We have had a lot of rain this winter, much more than last year. Since Mark and Martina arrived it has rained three times, and when Naime and Thomas were here we faced the embarrassment of having to lend them jumpers since we had told them it was going to be warm and then turned out to be quite chilly.
As an introduction to the local countryside we took Mark and Martina to Fossil Rock, a short drive through the dunes from Al-Awir towards the mountains. But where normally there are just a few grey scrubs and some dead-looking branches sticking out of the ground this time the sand was covered in clumps of sharp green grasses, faint meadows of white and yellow flowers and bushes with red blooms. The camels were having a field day.

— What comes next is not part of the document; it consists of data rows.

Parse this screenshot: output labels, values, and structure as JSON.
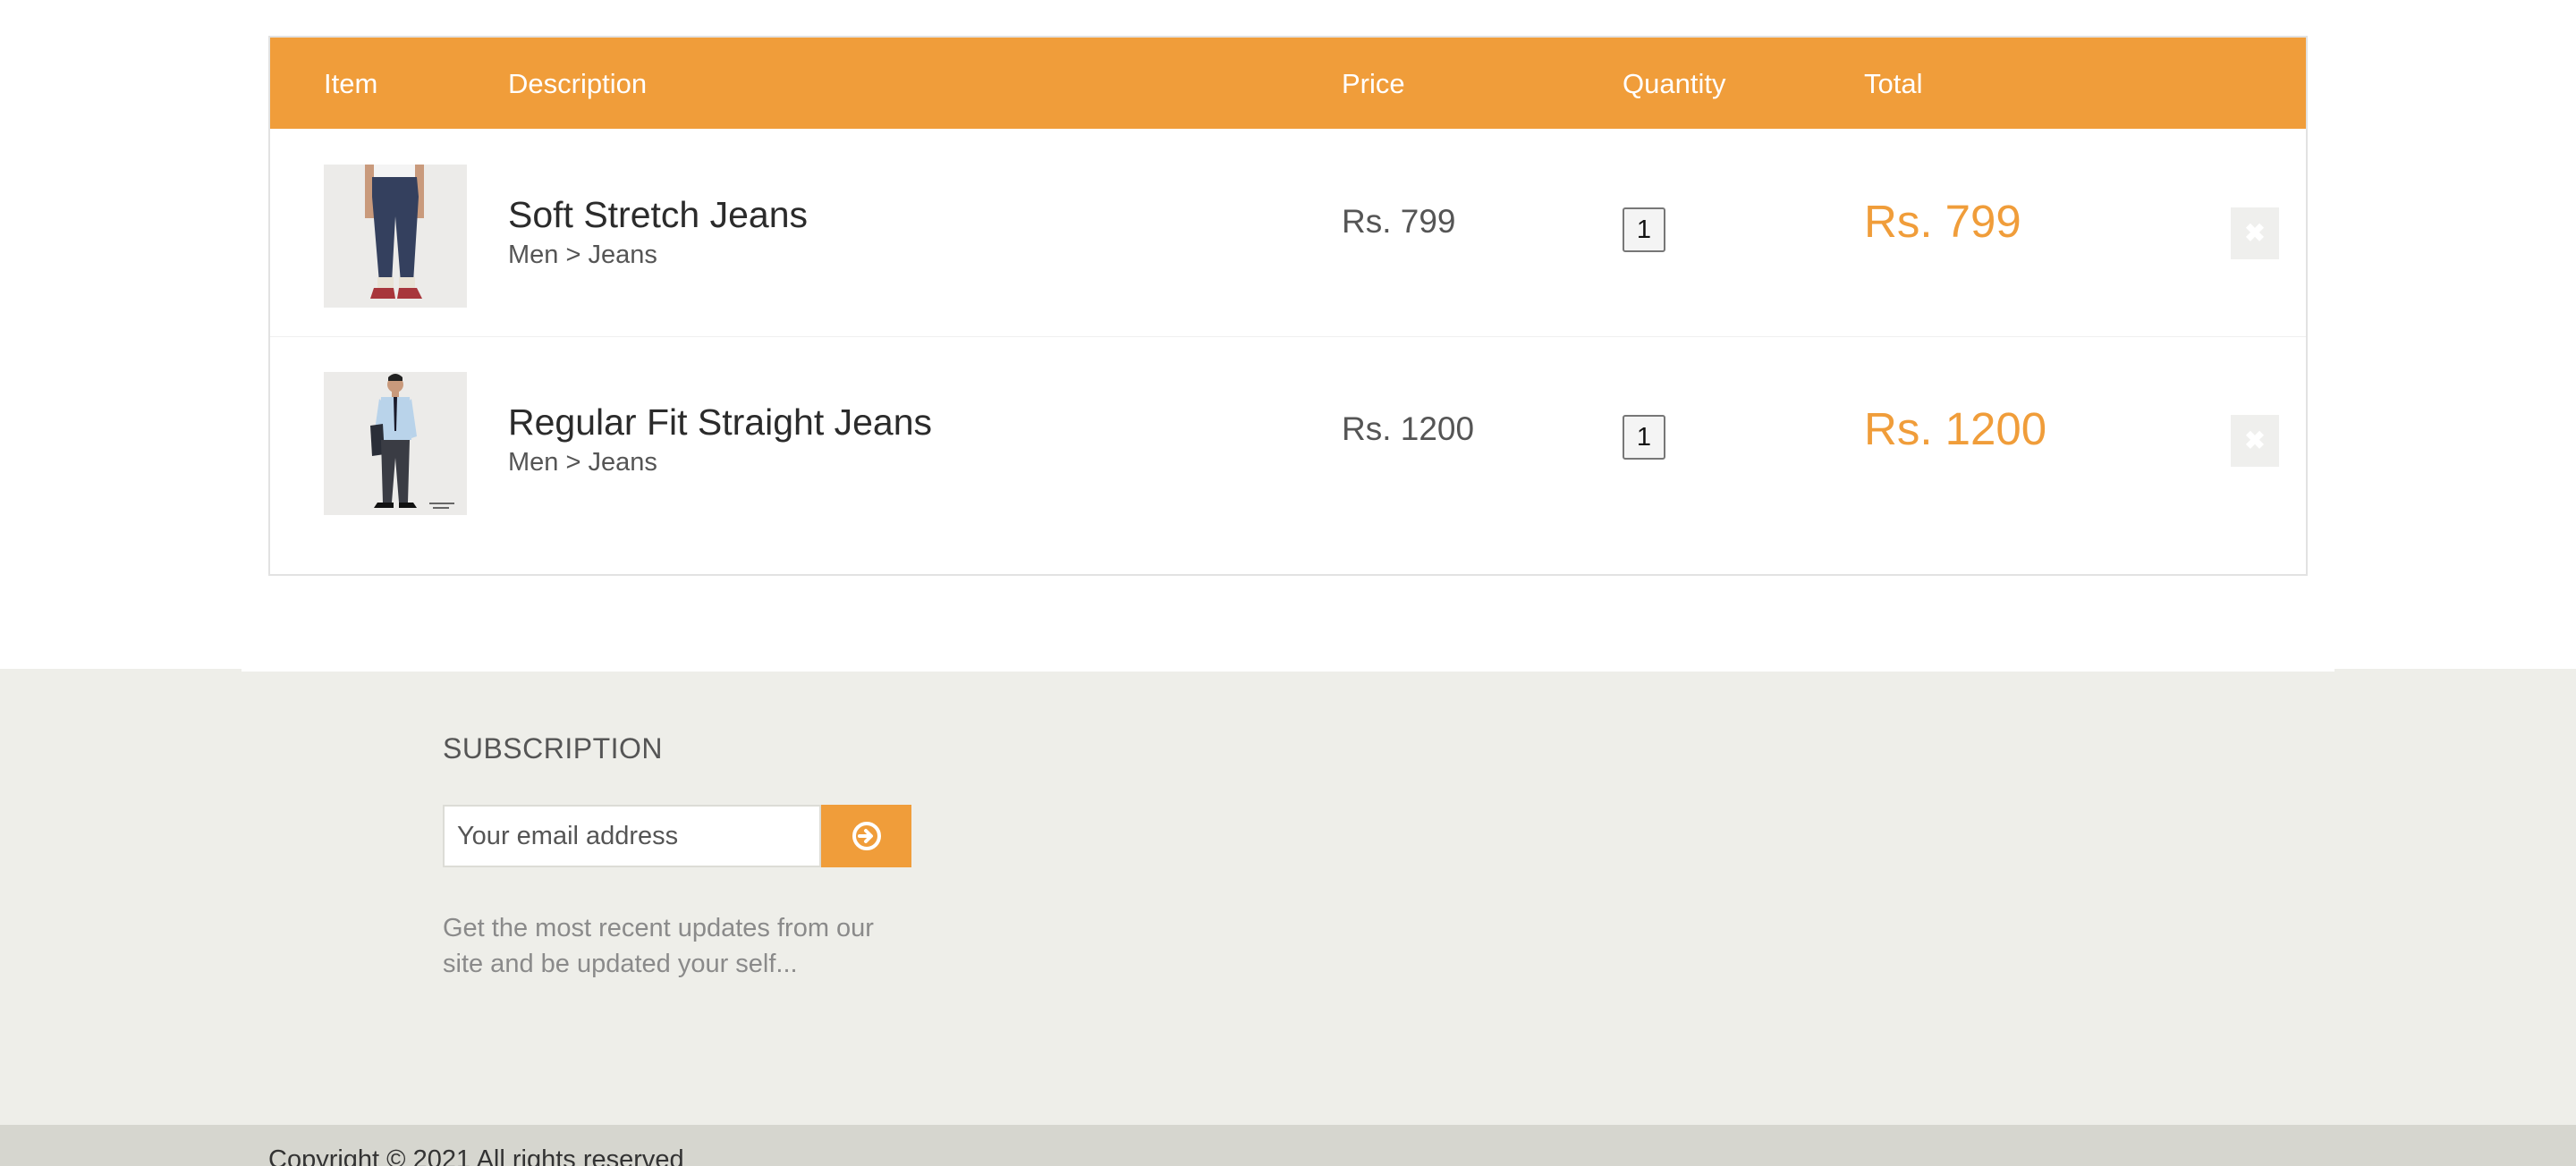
{
  "cart": {
    "headers": {
      "item": "Item",
      "description": "Description",
      "price": "Price",
      "quantity": "Quantity",
      "total": "Total"
    },
    "items": [
      {
        "name": "Soft Stretch Jeans",
        "category": "Men > Jeans",
        "price": "Rs. 799",
        "quantity": "1",
        "total": "Rs. 799",
        "remove_icon": "close-icon"
      },
      {
        "name": "Regular Fit Straight Jeans",
        "category": "Men > Jeans",
        "price": "Rs. 1200",
        "quantity": "1",
        "total": "Rs. 1200",
        "remove_icon": "close-icon"
      }
    ]
  },
  "subscription": {
    "title": "SUBSCRIPTION",
    "email_placeholder": "Your email address",
    "submit_icon": "arrow-circle-right-icon",
    "description": "Get the most recent updates from our site and be updated your self..."
  },
  "footer": {
    "copyright": "Copyright © 2021 All rights reserved"
  },
  "colors": {
    "accent": "#f09d3a",
    "subscription_bg": "#eeeee9",
    "footer_bg": "#d6d6cf"
  }
}
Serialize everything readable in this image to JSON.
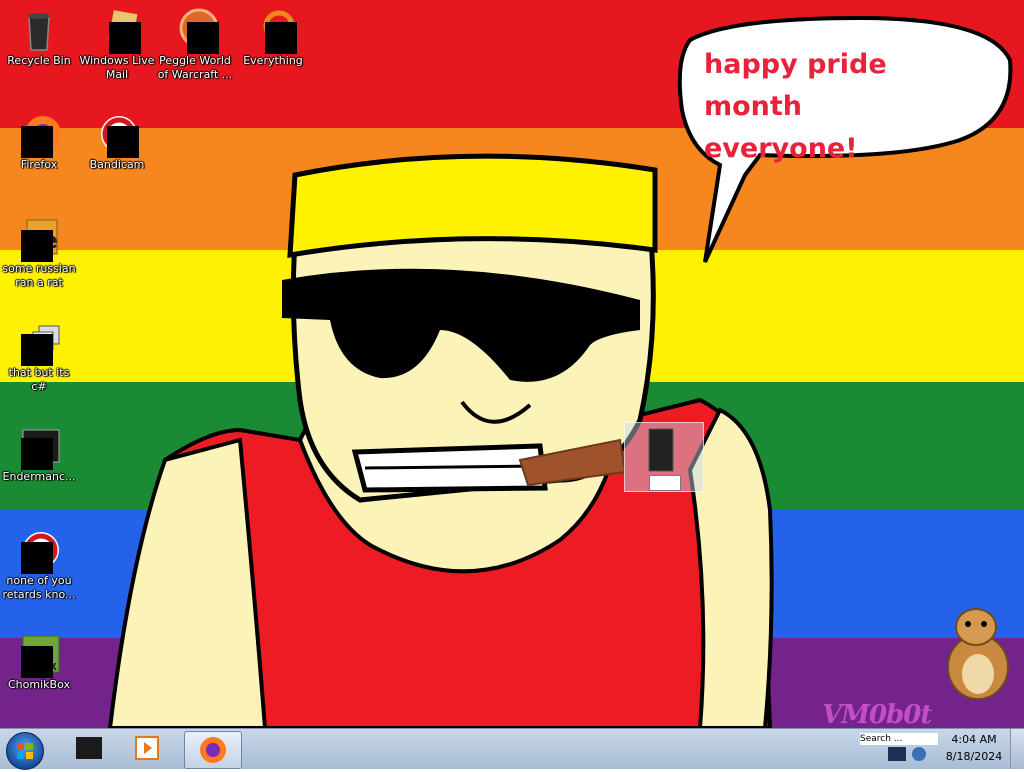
{
  "desktop": {
    "icons": [
      {
        "label": "Recycle Bin"
      },
      {
        "label": "Windows Live Mail"
      },
      {
        "label": "Peggle World of Warcraft ..."
      },
      {
        "label": "Everything"
      },
      {
        "label": "Firefox"
      },
      {
        "label": "Bandicam"
      },
      {
        "label": "some russian ran a rat"
      },
      {
        "label": "that but its c#"
      },
      {
        "label": "Endermanc..."
      },
      {
        "label": "none of you retards kno..."
      },
      {
        "label": "ChomikBox"
      }
    ]
  },
  "wallpaper": {
    "bubble_line1": "happy pride month",
    "bubble_line2": "everyone!",
    "watermark": "VM0b0t",
    "colors": {
      "red": "#e6171f",
      "orange": "#f6871f",
      "yellow": "#fef102",
      "green": "#1a8a35",
      "blue": "#2463e9",
      "purple": "#73238a",
      "skin": "#fcf3b8",
      "shirt": "#ed1c24",
      "text_red": "#e8223a"
    }
  },
  "taskbar": {
    "time": "4:04 AM",
    "date": "8/18/2024",
    "search_placeholder": "Search ..."
  }
}
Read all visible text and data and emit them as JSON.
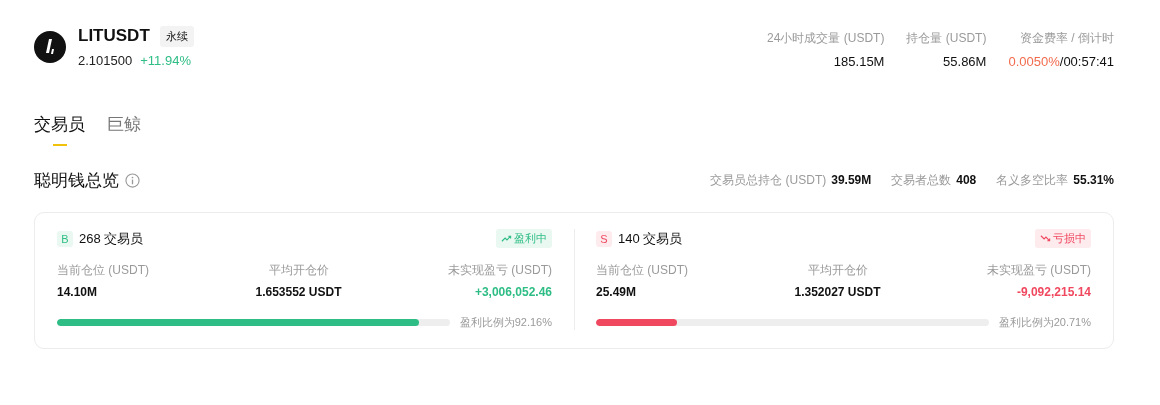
{
  "ticker": {
    "symbol": "LITUSDT",
    "badge": "永续",
    "price": "2.101500",
    "change": "+11.94%"
  },
  "market_stats": [
    {
      "label": "24小时成交量 (USDT)",
      "value": "185.15M"
    },
    {
      "label": "持仓量 (USDT)",
      "value": "55.86M"
    },
    {
      "label": "资金费率 / 倒计时",
      "rate": "0.0050%",
      "separator": "/",
      "countdown": "00:57:41"
    }
  ],
  "tabs": [
    {
      "label": "交易员",
      "selected": true
    },
    {
      "label": "巨鲸",
      "selected": false
    }
  ],
  "overview": {
    "title": "聪明钱总览",
    "stats": [
      {
        "label": "交易员总持仓 (USDT)",
        "value": "39.59M"
      },
      {
        "label": "交易者总数",
        "value": "408"
      },
      {
        "label": "名义多空比率",
        "value": "55.31%"
      }
    ]
  },
  "sides": [
    {
      "kind": "long",
      "tag": "B",
      "traders": "268 交易员",
      "status": "盈利中",
      "position_label": "当前仓位 (USDT)",
      "position": "14.10M",
      "avg_label": "平均开仓价",
      "avg": "1.653552 USDT",
      "pnl_label": "未实现盈亏 (USDT)",
      "pnl": "+3,006,052.46",
      "level": 0.9216,
      "ratio": "盈利比例为92.16%"
    },
    {
      "kind": "short",
      "tag": "S",
      "traders": "140 交易员",
      "status": "亏损中",
      "position_label": "当前仓位 (USDT)",
      "position": "25.49M",
      "avg_label": "平均开仓价",
      "avg": "1.352027 USDT",
      "pnl_label": "未实现盈亏 (USDT)",
      "pnl": "-9,092,215.14",
      "level": 0.2071,
      "ratio": "盈利比例为20.71%"
    }
  ]
}
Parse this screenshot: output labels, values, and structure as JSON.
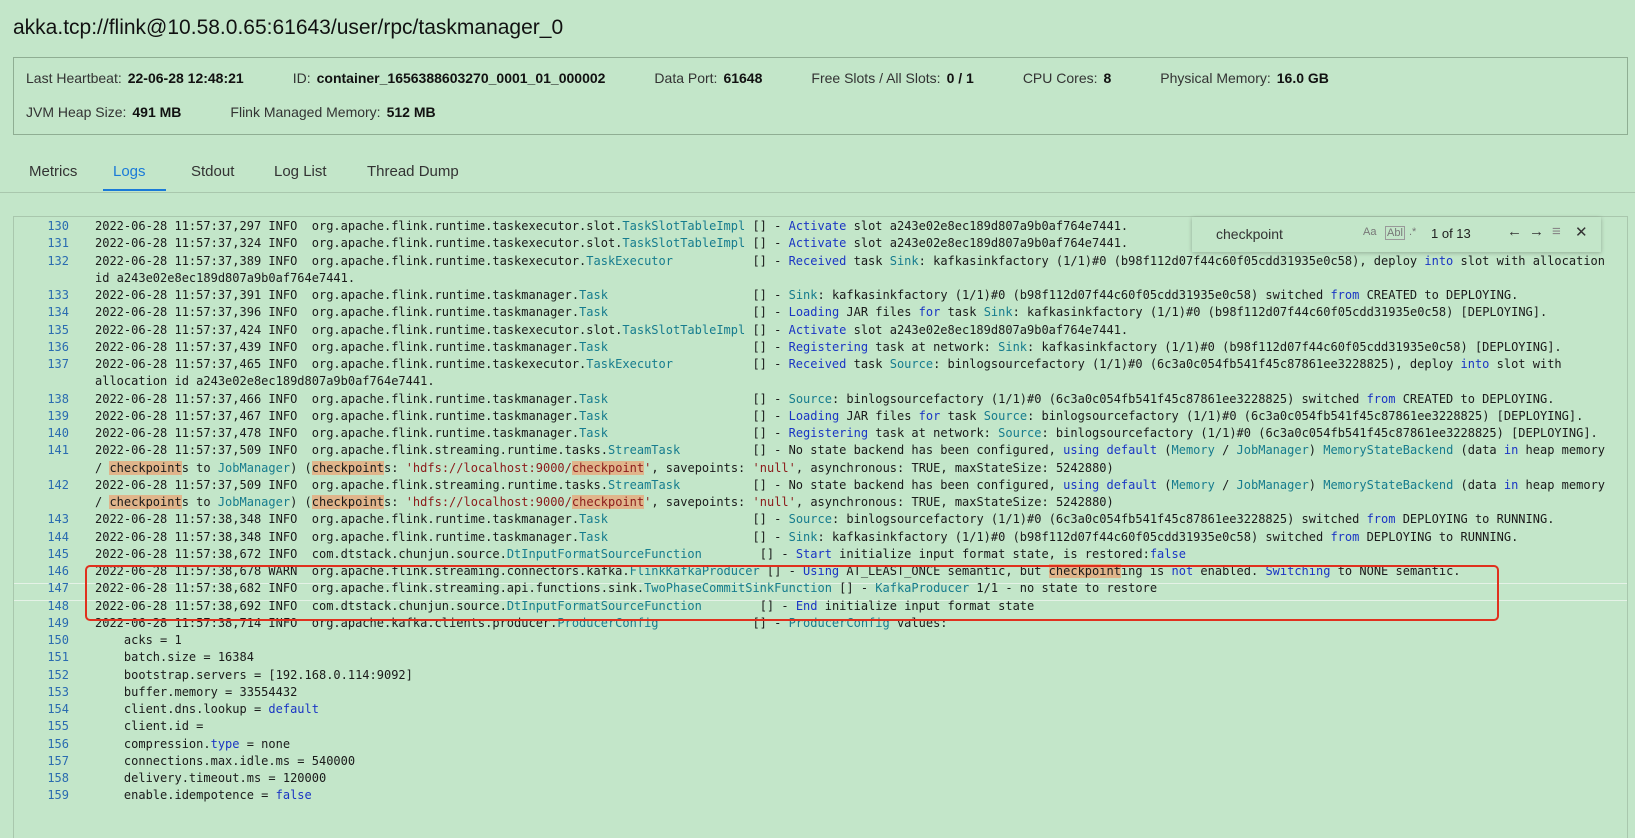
{
  "title": "akka.tcp://flink@10.58.0.65:61643/user/rpc/taskmanager_0",
  "info": {
    "row1": [
      {
        "label": "Last Heartbeat:",
        "value": "22-06-28 12:48:21"
      },
      {
        "label": "ID:",
        "value": "container_1656388603270_0001_01_000002"
      },
      {
        "label": "Data Port:",
        "value": "61648"
      },
      {
        "label": "Free Slots / All Slots:",
        "value": "0 / 1"
      },
      {
        "label": "CPU Cores:",
        "value": "8"
      },
      {
        "label": "Physical Memory:",
        "value": "16.0 GB"
      }
    ],
    "row2": [
      {
        "label": "JVM Heap Size:",
        "value": "491 MB"
      },
      {
        "label": "Flink Managed Memory:",
        "value": "512 MB"
      }
    ]
  },
  "tabs": [
    "Metrics",
    "Logs",
    "Stdout",
    "Log List",
    "Thread Dump"
  ],
  "active_tab": "Logs",
  "find": {
    "query": "checkpoint",
    "opt_case": "Aa",
    "opt_word": "Abl",
    "opt_regex": ".*",
    "count": "1 of 13",
    "prev": "←",
    "next": "→",
    "selection": "≡",
    "close": "✕"
  },
  "log": {
    "130": "2022-06-28 11:57:37,297 INFO  org.apache.flink.runtime.taskexecutor.slot.TaskSlotTableImpl [] - Activate slot a243e02e8ec189d807a9b0af764e7441.",
    "131": "2022-06-28 11:57:37,324 INFO  org.apache.flink.runtime.taskexecutor.slot.TaskSlotTableImpl [] - Activate slot a243e02e8ec189d807a9b0af764e7441.",
    "132": "2022-06-28 11:57:37,389 INFO  org.apache.flink.runtime.taskexecutor.TaskExecutor           [] - Received task Sink: kafkasinkfactory (1/1)#0 (b98f112d07f44c60f05cdd31935e0c58), deploy into slot with allocation",
    "132b": "id a243e02e8ec189d807a9b0af764e7441.",
    "133": "2022-06-28 11:57:37,391 INFO  org.apache.flink.runtime.taskmanager.Task                    [] - Sink: kafkasinkfactory (1/1)#0 (b98f112d07f44c60f05cdd31935e0c58) switched from CREATED to DEPLOYING.",
    "134": "2022-06-28 11:57:37,396 INFO  org.apache.flink.runtime.taskmanager.Task                    [] - Loading JAR files for task Sink: kafkasinkfactory (1/1)#0 (b98f112d07f44c60f05cdd31935e0c58) [DEPLOYING].",
    "135": "2022-06-28 11:57:37,424 INFO  org.apache.flink.runtime.taskexecutor.slot.TaskSlotTableImpl [] - Activate slot a243e02e8ec189d807a9b0af764e7441.",
    "136": "2022-06-28 11:57:37,439 INFO  org.apache.flink.runtime.taskmanager.Task                    [] - Registering task at network: Sink: kafkasinkfactory (1/1)#0 (b98f112d07f44c60f05cdd31935e0c58) [DEPLOYING].",
    "137": "2022-06-28 11:57:37,465 INFO  org.apache.flink.runtime.taskexecutor.TaskExecutor           [] - Received task Source: binlogsourcefactory (1/1)#0 (6c3a0c054fb541f45c87861ee3228825), deploy into slot with",
    "137b": "allocation id a243e02e8ec189d807a9b0af764e7441.",
    "138": "2022-06-28 11:57:37,466 INFO  org.apache.flink.runtime.taskmanager.Task                    [] - Source: binlogsourcefactory (1/1)#0 (6c3a0c054fb541f45c87861ee3228825) switched from CREATED to DEPLOYING.",
    "139": "2022-06-28 11:57:37,467 INFO  org.apache.flink.runtime.taskmanager.Task                    [] - Loading JAR files for task Source: binlogsourcefactory (1/1)#0 (6c3a0c054fb541f45c87861ee3228825) [DEPLOYING].",
    "140": "2022-06-28 11:57:37,478 INFO  org.apache.flink.runtime.taskmanager.Task                    [] - Registering task at network: Source: binlogsourcefactory (1/1)#0 (6c3a0c054fb541f45c87861ee3228825) [DEPLOYING].",
    "141": "2022-06-28 11:57:37,509 INFO  org.apache.flink.streaming.runtime.tasks.StreamTask          [] - No state backend has been configured, using default (Memory / JobManager) MemoryStateBackend (data in heap memory",
    "141b": "/ checkpoints to JobManager) (checkpoints: 'hdfs://localhost:9000/checkpoint', savepoints: 'null', asynchronous: TRUE, maxStateSize: 5242880)",
    "142": "2022-06-28 11:57:37,509 INFO  org.apache.flink.streaming.runtime.tasks.StreamTask          [] - No state backend has been configured, using default (Memory / JobManager) MemoryStateBackend (data in heap memory",
    "142b": "/ checkpoints to JobManager) (checkpoints: 'hdfs://localhost:9000/checkpoint', savepoints: 'null', asynchronous: TRUE, maxStateSize: 5242880)",
    "143": "2022-06-28 11:57:38,348 INFO  org.apache.flink.runtime.taskmanager.Task                    [] - Source: binlogsourcefactory (1/1)#0 (6c3a0c054fb541f45c87861ee3228825) switched from DEPLOYING to RUNNING.",
    "144": "2022-06-28 11:57:38,348 INFO  org.apache.flink.runtime.taskmanager.Task                    [] - Sink: kafkasinkfactory (1/1)#0 (b98f112d07f44c60f05cdd31935e0c58) switched from DEPLOYING to RUNNING.",
    "145": "2022-06-28 11:57:38,672 INFO  com.dtstack.chunjun.source.DtInputFormatSourceFunction        [] - Start initialize input format state, is restored:false",
    "146": "2022-06-28 11:57:38,678 WARN  org.apache.flink.streaming.connectors.kafka.FlinkKafkaProducer [] - Using AT_LEAST_ONCE semantic, but checkpointing is not enabled. Switching to NONE semantic.",
    "147": "2022-06-28 11:57:38,682 INFO  org.apache.flink.streaming.api.functions.sink.TwoPhaseCommitSinkFunction [] - KafkaProducer 1/1 - no state to restore",
    "148": "2022-06-28 11:57:38,692 INFO  com.dtstack.chunjun.source.DtInputFormatSourceFunction        [] - End initialize input format state",
    "149": "2022-06-28 11:57:38,714 INFO  org.apache.kafka.clients.producer.ProducerConfig             [] - ProducerConfig values:",
    "150": "    acks = 1",
    "151": "    batch.size = 16384",
    "152": "    bootstrap.servers = [192.168.0.114:9092]",
    "153": "    buffer.memory = 33554432",
    "154": "    client.dns.lookup = default",
    "155": "    client.id =",
    "156": "    compression.type = none",
    "157": "    connections.max.idle.ms = 540000",
    "158": "    delivery.timeout.ms = 120000",
    "159": "    enable.idempotence = false"
  },
  "line_numbers": [
    "130",
    "131",
    "132",
    "133",
    "134",
    "135",
    "136",
    "137",
    "138",
    "139",
    "140",
    "141",
    "142",
    "143",
    "144",
    "145",
    "146",
    "147",
    "148",
    "149",
    "150",
    "151",
    "152",
    "153",
    "154",
    "155",
    "156",
    "157",
    "158",
    "159"
  ]
}
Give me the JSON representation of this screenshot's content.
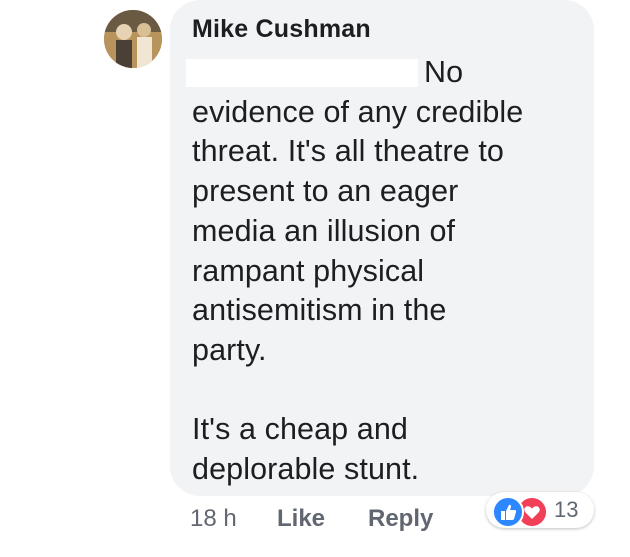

It was amazing to see how plants can grow in the fine sand as soon as there is some water. The leeside of dunes, where the shade keeps the rain water on the surface, were coloured a delicate pale green with soft growth. Digging just a few inches revealed the sand to be damp, soaked full with moisture.
Flowers in the Desert
Hatta, normally a forbidding reddish-grey mountain range, had taken on a faint blue-green shimmer in the crags and crevasses where the water collected. The normally rare pools on the wadi floor had spread, so that there were rivulets of water in most places, supporting frogs, dragon flies, spiders and fish in an inhospitable climate.